Programs Acting as a TCP and/or UPD Server

All HadronZoo TCP/UPD server programs operate epoll in edge-triggered mode. This is facilitated by the hzIpServer class, working in conjunction with the hzIpListen class (listening socket), and the hzIpConnex class (client connection). In outline, the method is as follows: Call hzIpServer::GetInstance() to create the singletopn hzIpServer instance; Then call 'AddPort' functions (see below), to add one or more listening sockets; Then call hzIpServer::Serve() to make the service live. Note that it is this function, which does not return until shutdown conditions apply and the shutdown proceedure is complete, that manages the epoll loop.

The hzIpServer regime provides an operational framework, but not the service functionality. During normal operation, hzIpConnex instances are automatically created and destroyed as clients connect and disconnect. There is optional action on client connection and disconnection, depending on the service protocol and other requirements - and compulsory action on data receipt. These actions are respectively handled by user defined OnConnect(), OnDisconn() and OnIngress() functions, which are supplied as pointers during the initialization of the applicable listening socket. hzIpServer has three member functions to add listening sockets as follows:-

1) AddPortTCP Used for any TCP client EXCEPT HTTP 2) AddPortHTTP Used for HTTP services ONLY 3) AddPortUDP Adds a UDP socket

The 'AddPort' functions set an inactivity timeout, the port number to listen on, the maximum number of simultaneous connections and state if SSL will be used.
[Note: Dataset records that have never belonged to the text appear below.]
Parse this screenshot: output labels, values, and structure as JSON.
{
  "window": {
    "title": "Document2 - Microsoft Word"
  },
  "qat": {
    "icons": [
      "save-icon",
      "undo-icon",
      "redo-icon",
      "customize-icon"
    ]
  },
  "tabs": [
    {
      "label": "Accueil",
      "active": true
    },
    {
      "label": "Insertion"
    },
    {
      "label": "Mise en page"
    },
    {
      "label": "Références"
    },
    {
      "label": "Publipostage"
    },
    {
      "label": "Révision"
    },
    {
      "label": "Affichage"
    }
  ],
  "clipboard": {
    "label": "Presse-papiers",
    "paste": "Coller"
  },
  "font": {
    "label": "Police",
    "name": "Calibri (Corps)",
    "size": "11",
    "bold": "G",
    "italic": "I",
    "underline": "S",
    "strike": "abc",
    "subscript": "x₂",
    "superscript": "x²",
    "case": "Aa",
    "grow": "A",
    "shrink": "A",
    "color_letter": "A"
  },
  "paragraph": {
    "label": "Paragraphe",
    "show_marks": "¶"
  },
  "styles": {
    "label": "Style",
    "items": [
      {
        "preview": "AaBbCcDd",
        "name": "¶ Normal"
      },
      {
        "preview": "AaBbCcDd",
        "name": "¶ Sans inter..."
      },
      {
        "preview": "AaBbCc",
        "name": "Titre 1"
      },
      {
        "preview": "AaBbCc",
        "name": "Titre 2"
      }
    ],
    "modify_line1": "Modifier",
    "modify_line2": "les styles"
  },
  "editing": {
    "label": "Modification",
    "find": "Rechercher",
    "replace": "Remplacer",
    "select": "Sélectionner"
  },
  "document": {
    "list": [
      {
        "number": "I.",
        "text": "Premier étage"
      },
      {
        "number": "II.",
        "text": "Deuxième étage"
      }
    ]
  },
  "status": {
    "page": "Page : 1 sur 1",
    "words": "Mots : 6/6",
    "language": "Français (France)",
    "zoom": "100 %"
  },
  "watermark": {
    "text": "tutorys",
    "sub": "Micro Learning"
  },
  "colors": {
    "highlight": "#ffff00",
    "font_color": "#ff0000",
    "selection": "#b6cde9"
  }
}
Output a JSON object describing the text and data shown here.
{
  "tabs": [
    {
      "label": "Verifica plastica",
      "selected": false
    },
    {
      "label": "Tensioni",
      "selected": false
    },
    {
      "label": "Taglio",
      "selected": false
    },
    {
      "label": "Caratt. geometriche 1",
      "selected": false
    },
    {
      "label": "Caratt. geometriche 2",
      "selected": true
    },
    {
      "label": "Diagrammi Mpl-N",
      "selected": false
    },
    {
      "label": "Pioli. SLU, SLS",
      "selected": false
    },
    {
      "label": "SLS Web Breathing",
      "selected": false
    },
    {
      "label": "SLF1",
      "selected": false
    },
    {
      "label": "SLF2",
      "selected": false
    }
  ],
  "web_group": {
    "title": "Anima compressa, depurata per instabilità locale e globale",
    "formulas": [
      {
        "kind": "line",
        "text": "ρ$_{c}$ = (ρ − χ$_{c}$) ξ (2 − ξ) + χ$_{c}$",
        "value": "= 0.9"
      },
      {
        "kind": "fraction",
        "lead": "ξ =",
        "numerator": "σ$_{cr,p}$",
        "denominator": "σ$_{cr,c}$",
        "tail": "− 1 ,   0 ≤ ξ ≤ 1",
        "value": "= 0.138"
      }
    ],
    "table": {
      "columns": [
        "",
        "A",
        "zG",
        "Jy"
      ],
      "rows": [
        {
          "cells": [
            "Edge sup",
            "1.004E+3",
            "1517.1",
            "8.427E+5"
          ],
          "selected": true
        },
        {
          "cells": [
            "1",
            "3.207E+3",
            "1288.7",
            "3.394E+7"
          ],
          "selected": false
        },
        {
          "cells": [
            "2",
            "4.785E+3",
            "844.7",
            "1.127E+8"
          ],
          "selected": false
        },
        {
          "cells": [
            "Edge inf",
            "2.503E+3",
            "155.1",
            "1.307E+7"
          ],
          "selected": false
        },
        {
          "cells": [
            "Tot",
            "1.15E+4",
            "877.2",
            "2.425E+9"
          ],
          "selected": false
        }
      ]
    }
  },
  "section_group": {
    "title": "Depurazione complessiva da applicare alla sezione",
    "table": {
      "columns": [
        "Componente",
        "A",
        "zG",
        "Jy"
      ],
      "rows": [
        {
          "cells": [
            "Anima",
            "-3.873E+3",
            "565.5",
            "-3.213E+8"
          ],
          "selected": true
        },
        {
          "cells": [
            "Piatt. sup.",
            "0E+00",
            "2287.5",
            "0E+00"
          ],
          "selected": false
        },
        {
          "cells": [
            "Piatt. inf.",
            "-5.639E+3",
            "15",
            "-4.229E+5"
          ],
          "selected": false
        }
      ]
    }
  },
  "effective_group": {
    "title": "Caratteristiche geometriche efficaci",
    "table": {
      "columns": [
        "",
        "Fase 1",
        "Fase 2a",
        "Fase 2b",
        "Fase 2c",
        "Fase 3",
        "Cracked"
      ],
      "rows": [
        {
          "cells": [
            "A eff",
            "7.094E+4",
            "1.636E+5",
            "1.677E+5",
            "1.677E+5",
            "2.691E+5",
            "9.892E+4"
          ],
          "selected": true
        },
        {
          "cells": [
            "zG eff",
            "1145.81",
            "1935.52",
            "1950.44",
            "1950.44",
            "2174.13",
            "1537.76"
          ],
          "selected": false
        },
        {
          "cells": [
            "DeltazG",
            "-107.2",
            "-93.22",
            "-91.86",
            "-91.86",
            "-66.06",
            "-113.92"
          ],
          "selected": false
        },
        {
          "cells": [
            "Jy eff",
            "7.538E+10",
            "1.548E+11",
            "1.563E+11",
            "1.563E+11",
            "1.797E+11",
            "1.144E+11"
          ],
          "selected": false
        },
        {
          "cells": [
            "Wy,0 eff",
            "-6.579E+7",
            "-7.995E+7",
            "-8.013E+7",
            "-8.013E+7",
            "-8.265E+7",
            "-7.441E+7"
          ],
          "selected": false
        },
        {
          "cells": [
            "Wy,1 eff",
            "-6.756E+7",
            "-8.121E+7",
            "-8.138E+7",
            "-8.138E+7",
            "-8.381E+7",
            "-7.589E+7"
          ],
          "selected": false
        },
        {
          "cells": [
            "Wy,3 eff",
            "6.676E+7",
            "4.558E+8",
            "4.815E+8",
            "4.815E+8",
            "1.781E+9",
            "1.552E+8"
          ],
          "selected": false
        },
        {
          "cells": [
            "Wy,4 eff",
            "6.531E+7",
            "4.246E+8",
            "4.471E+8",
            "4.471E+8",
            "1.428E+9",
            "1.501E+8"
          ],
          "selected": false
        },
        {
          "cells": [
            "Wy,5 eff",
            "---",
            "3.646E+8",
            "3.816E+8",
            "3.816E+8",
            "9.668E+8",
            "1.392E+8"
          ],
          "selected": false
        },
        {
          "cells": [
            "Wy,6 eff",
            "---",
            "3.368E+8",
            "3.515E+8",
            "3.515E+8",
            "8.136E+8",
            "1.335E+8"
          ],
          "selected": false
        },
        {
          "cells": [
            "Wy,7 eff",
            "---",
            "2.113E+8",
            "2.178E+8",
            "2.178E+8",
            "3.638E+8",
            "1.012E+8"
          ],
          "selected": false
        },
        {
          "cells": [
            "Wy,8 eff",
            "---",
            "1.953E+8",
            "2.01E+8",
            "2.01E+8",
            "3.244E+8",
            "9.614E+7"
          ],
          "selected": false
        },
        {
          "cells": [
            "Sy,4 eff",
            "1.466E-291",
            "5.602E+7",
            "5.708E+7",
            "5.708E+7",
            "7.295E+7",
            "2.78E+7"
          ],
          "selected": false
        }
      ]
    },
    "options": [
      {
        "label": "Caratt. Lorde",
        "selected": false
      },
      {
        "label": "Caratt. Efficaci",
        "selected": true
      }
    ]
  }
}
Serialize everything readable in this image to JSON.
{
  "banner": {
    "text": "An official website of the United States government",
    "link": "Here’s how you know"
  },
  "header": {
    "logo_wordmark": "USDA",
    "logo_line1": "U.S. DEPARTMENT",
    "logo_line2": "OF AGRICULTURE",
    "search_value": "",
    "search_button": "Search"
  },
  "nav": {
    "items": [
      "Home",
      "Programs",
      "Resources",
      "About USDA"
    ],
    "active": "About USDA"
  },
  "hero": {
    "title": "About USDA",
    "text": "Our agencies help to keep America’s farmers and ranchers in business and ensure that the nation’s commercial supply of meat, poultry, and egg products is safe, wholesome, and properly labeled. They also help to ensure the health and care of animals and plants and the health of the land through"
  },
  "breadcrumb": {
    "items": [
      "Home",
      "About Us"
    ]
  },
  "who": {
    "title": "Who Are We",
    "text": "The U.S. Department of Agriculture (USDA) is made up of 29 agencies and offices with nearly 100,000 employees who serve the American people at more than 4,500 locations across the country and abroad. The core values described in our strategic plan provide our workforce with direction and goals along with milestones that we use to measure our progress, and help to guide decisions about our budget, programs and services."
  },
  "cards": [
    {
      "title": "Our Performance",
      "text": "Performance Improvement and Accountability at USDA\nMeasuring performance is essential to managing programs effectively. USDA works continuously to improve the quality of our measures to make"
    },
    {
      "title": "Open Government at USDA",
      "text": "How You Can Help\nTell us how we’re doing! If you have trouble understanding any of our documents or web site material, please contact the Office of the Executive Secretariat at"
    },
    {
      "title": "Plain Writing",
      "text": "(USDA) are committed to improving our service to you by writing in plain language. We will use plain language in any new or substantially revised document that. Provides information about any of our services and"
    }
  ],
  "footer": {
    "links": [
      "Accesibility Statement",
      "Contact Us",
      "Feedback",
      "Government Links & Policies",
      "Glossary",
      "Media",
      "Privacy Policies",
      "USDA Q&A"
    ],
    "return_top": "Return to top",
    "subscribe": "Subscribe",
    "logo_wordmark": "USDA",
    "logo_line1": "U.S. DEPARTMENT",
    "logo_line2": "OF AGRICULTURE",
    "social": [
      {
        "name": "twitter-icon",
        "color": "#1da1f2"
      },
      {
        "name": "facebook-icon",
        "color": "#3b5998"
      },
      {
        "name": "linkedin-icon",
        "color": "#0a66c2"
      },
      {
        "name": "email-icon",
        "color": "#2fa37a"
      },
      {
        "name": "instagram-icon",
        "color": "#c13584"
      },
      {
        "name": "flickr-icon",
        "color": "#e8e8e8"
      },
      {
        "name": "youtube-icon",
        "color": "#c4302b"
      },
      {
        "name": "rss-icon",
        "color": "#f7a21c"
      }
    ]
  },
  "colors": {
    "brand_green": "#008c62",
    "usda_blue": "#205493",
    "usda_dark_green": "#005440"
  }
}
More importantly, the AddPort functions assign one or more application specific callback functions, which will do all the work. In more detail we have:-

hzEcode AddPortTCP ( hzTcpCode(*OnRequest)(hzChain&,hzTcpConnex*), hzTcpCode(*OnConnect)(hzTcpConnex*) = 0, hzTcpCode(*OnDisconn)(hzTcpConnex*) = 0, uint32_t nTimeout, uint32_t nPort, uint32_t nMaxClients, bool bSecure = false ) ;

Note that AddPortTCP can be used for any TCP client EXCEPT HTTP; OnConnect is optional, reserved for protocols with a server hello; OnDisconn is optional, usually used to add more reporting.

AddPortHTTP() is a special case of AddPortTCP(), and has no function pointer arguments. There are no special steps required on connection or disconnection within the HTTP protocol, and OnIngress() is always the library function HandleHttpMsg().

AddPortUDP() has the same OnIngress, OnConnect and OnDisconn function pointer arguments that AddPortTCP() has - in spite of UDP being a connectionless protocol. As with AddPortTCP, OnConnect and OnDisconn are optional and their presence would depend on whether or not OnIngress() required state maintenence of any form.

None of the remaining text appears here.